Un bosque es una fuente de carbono permanente y viva. Un árbol muerto emite CO2 al descomponerse, pero también deja espacio para que otros árboles crezcan de manera natural y absorban cantidades similares o más altas de CO2.
El objetivo de la reforestación (entre otros muchos) es generar una fuente de carbono extra al mejorar la densidad de cobertura de un bosque degradado.
Cuando un árbol muere, su CO2 es liberado de manera lenta y progresiva en la atmósfera mientras se descompone. Parte de ese CO2 se puede almacenar por más tiempo como biocarbón, madera o materia orgánica.

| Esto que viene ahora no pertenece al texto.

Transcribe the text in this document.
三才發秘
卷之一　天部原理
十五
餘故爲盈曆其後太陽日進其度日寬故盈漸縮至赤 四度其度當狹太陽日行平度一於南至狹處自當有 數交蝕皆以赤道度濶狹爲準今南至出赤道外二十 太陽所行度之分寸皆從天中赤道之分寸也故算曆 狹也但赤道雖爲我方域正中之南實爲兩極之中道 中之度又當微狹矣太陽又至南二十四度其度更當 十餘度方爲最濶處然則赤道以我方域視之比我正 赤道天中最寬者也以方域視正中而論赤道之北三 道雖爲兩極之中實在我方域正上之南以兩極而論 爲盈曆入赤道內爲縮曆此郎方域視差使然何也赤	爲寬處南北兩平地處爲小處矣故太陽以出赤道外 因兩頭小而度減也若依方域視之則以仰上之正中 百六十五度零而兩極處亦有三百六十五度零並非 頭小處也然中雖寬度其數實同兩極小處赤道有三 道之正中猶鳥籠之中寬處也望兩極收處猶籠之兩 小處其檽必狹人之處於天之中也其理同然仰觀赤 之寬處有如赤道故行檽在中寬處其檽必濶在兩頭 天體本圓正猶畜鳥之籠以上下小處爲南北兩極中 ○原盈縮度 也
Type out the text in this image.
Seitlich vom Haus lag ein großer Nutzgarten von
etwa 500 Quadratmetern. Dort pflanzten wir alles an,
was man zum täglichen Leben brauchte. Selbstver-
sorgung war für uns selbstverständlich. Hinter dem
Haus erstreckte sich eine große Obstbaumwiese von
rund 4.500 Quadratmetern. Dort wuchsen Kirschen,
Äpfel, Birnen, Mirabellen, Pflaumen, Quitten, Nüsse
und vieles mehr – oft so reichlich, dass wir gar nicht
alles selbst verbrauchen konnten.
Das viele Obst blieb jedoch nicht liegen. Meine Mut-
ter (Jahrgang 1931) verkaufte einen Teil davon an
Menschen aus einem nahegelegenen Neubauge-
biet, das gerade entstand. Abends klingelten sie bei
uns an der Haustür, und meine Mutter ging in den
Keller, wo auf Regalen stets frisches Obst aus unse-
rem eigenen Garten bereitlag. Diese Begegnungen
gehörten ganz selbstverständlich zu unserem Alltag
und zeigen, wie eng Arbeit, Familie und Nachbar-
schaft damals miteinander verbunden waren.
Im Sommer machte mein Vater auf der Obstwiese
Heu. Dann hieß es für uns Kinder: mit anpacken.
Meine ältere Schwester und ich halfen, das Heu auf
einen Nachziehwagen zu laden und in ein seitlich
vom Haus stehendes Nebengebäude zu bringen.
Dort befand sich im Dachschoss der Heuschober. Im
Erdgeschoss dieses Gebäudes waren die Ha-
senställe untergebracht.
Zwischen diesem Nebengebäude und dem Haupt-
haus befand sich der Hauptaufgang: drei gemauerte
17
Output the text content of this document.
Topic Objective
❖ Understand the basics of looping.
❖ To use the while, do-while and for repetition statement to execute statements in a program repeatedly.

Si simplificamos mucho y consideramos un árbol como un elemento independiente, podríamos estimar que el balance de CO2 de ese árbol es nulo, ya que el CO2 que ha absorbido a lo largo de su vida es liberado. Pero un árbol no está aislado. Si lo miramos desde la perspectiva de un bosque, por cada árbol que muere se libera un espacio en el bosque (y se elimina una sombra) para que un nuevo árbol crezca y absorba más CO2. Para simplificar de nuevo, podríamos considerar un bosque como un sumidero de carbono constante que no absorbe ni libera CO2. La realidad es un poco distinta, ya que un bosque se puede expandir (una selva tropical puede crecer hasta un 60% en un año) y la mayor parte del carbono queda permanentemente enterrado en el subsuelo.
La idea de un proyecto de reforestación o forestación es incrementar y maximizar la capacidad de almacenaje de carbono de un bosque. En pocas palabras, en lo que a absorción de carbono se refiere, no importa si un árbol muere de manera natural en el bosque, siempre y cuando el bosque esté bien gestionado y no esté siendo deforestado.